Ferret Care Tip #4: Know your ferret’s habits. When does your ferret usually wake up, go to sleep, eat, play or defecate? These behaviors and others give you a clue about its health. If your firecracker ferret suddenly spends most of its waking time lying around instead of playing, that could be a sign of illness.
Knowing your ferret’s habits and routine seem like small things, but the faster you pick up on any changes, the more time it might give you and your ferret if a change is caused by a health problem.

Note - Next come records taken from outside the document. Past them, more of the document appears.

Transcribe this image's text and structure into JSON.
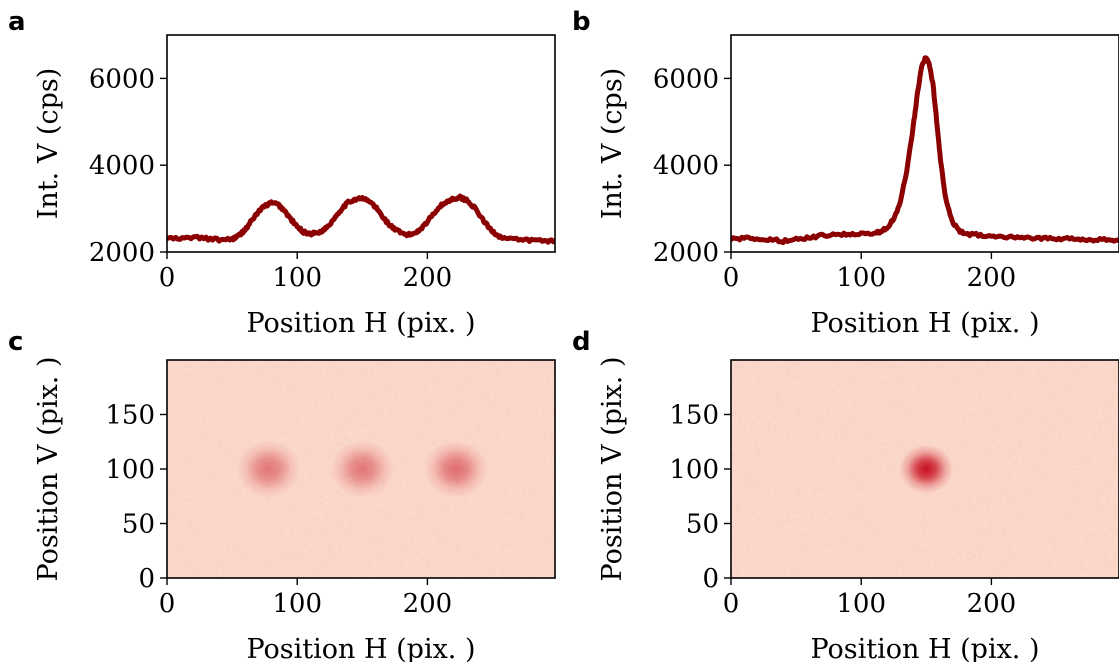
{
  "figure": {
    "colors": {
      "line": "#8b0000",
      "heat_low": "#fcdcd0",
      "heat_high": "#c81020"
    }
  },
  "chart_data": [
    {
      "panel": "a",
      "type": "line",
      "xlabel": "Position H (pix. )",
      "ylabel": "Int.  V (cps)",
      "xlim": [
        0,
        298
      ],
      "ylim": [
        2000,
        7000
      ],
      "xticks": [
        "0",
        "100",
        "200"
      ],
      "yticks": [
        "2000",
        "4000",
        "6000"
      ],
      "series": [
        {
          "x": [
            0,
            10,
            20,
            30,
            40,
            50,
            55,
            60,
            65,
            70,
            75,
            80,
            85,
            90,
            95,
            100,
            105,
            110,
            115,
            120,
            125,
            130,
            135,
            140,
            145,
            150,
            155,
            160,
            165,
            170,
            175,
            180,
            185,
            190,
            195,
            200,
            205,
            210,
            215,
            220,
            225,
            230,
            235,
            240,
            245,
            250,
            255,
            260,
            270,
            280,
            290,
            298
          ],
          "y": [
            2320,
            2300,
            2340,
            2310,
            2280,
            2300,
            2370,
            2520,
            2720,
            2920,
            3060,
            3130,
            3100,
            2960,
            2760,
            2580,
            2460,
            2420,
            2440,
            2500,
            2640,
            2840,
            3030,
            3160,
            3220,
            3230,
            3180,
            3040,
            2840,
            2650,
            2520,
            2430,
            2390,
            2430,
            2540,
            2700,
            2900,
            3060,
            3160,
            3230,
            3260,
            3200,
            3060,
            2860,
            2640,
            2470,
            2370,
            2310,
            2280,
            2270,
            2260,
            2250
          ]
        }
      ]
    },
    {
      "panel": "b",
      "type": "line",
      "xlabel": "Position H (pix. )",
      "ylabel": "Int.  V (cps)",
      "xlim": [
        0,
        298
      ],
      "ylim": [
        2000,
        7000
      ],
      "xticks": [
        "0",
        "100",
        "200"
      ],
      "yticks": [
        "2000",
        "4000",
        "6000"
      ],
      "series": [
        {
          "x": [
            0,
            10,
            20,
            30,
            40,
            50,
            60,
            70,
            80,
            90,
            100,
            110,
            115,
            120,
            125,
            130,
            135,
            140,
            143,
            146,
            149,
            152,
            155,
            158,
            161,
            165,
            170,
            175,
            180,
            190,
            200,
            210,
            220,
            230,
            240,
            250,
            260,
            270,
            280,
            290,
            298
          ],
          "y": [
            2300,
            2310,
            2320,
            2290,
            2250,
            2290,
            2330,
            2380,
            2400,
            2410,
            2420,
            2440,
            2470,
            2560,
            2760,
            3150,
            3850,
            4900,
            5600,
            6200,
            6480,
            6380,
            5900,
            5000,
            4100,
            3200,
            2700,
            2500,
            2420,
            2390,
            2380,
            2360,
            2350,
            2330,
            2320,
            2310,
            2300,
            2290,
            2280,
            2280,
            2260
          ]
        }
      ]
    },
    {
      "panel": "c",
      "type": "heatmap",
      "xlabel": "Position H (pix. )",
      "ylabel": "Position V (pix. )",
      "xlim": [
        0,
        298
      ],
      "ylim": [
        0,
        200
      ],
      "xticks": [
        "0",
        "100",
        "200"
      ],
      "yticks": [
        "0",
        "50",
        "100",
        "150"
      ],
      "spots": [
        {
          "x": 78,
          "y": 100,
          "intensity": 0.22
        },
        {
          "x": 150,
          "y": 100,
          "intensity": 0.22
        },
        {
          "x": 222,
          "y": 100,
          "intensity": 0.24
        }
      ]
    },
    {
      "panel": "d",
      "type": "heatmap",
      "xlabel": "Position H (pix. )",
      "ylabel": "Position V (pix. )",
      "xlim": [
        0,
        298
      ],
      "ylim": [
        0,
        200
      ],
      "xticks": [
        "0",
        "100",
        "200"
      ],
      "yticks": [
        "0",
        "50",
        "100",
        "150"
      ],
      "spots": [
        {
          "x": 150,
          "y": 100,
          "intensity": 1.0
        }
      ]
    }
  ]
}
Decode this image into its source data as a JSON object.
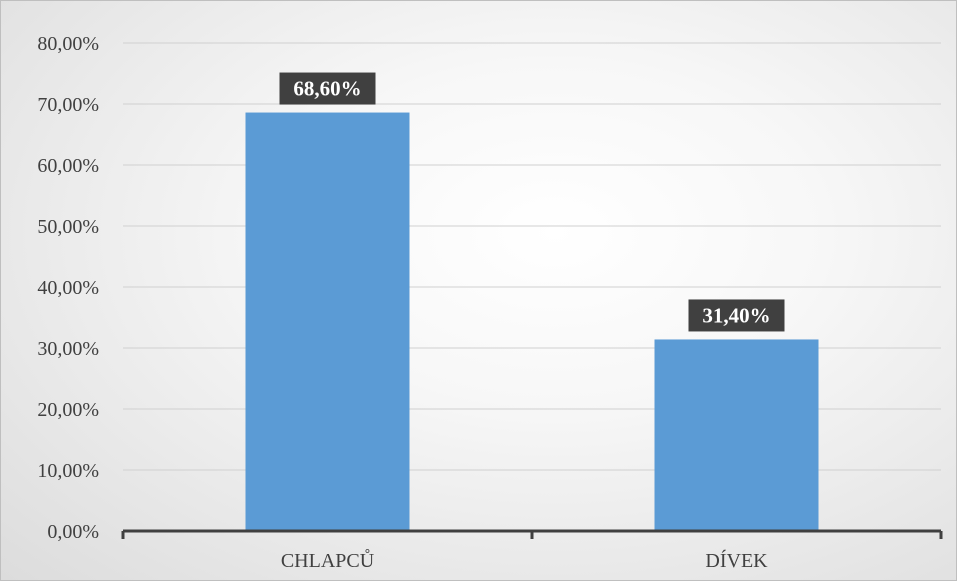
{
  "chart_data": {
    "type": "bar",
    "categories": [
      "CHLAPCŮ",
      "DÍVEK"
    ],
    "values": [
      68.6,
      31.4
    ],
    "data_labels": [
      "68,60%",
      "31,40%"
    ],
    "title": "",
    "xlabel": "",
    "ylabel": "",
    "ylim": [
      0,
      80
    ],
    "y_ticks": [
      0,
      10,
      20,
      30,
      40,
      50,
      60,
      70,
      80
    ],
    "y_tick_labels": [
      "0,00%",
      "10,00%",
      "20,00%",
      "30,00%",
      "40,00%",
      "50,00%",
      "60,00%",
      "70,00%",
      "80,00%"
    ],
    "grid": true,
    "legend": "none",
    "bar_color": "#5b9bd5",
    "data_label_background": "#404040"
  }
}
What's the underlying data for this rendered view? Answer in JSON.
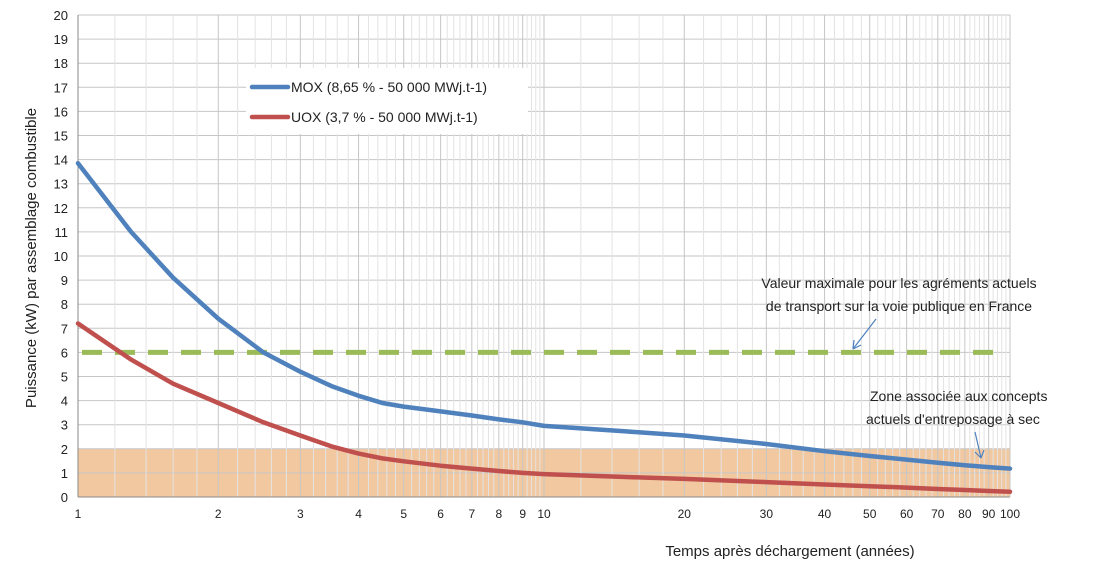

Ferret Care Tip #5: House your ferret at the proper temperature and humidity. Heat is usually more of a concern for ferrets than cold. Ferrets are susceptible to heatstroke and cannot tolerate temperatures above 90 degrees Fahrenheit. Lower temperatures can be dangerous too, if the humidity is high.
What does this mean to ferret owners? Be aware of the temperature. If a heat wave hits, your ferret can’t sweat through it. If you don’t have air conditioning, put your ferret in the coolest room in your house and place bottles of frozen water in the cage covered in a towel. A blowing fan by itself won’t cool down your ferret. Check on your ferret frequently. If your ferret lives outdoors, bring it inside.
Another thing to consider is where you place your ferret’s cage in your home. Microclimates exist within structures, so be aware of the temperature, humidity and ventilation in your ferret’s area, be it a cage or a room.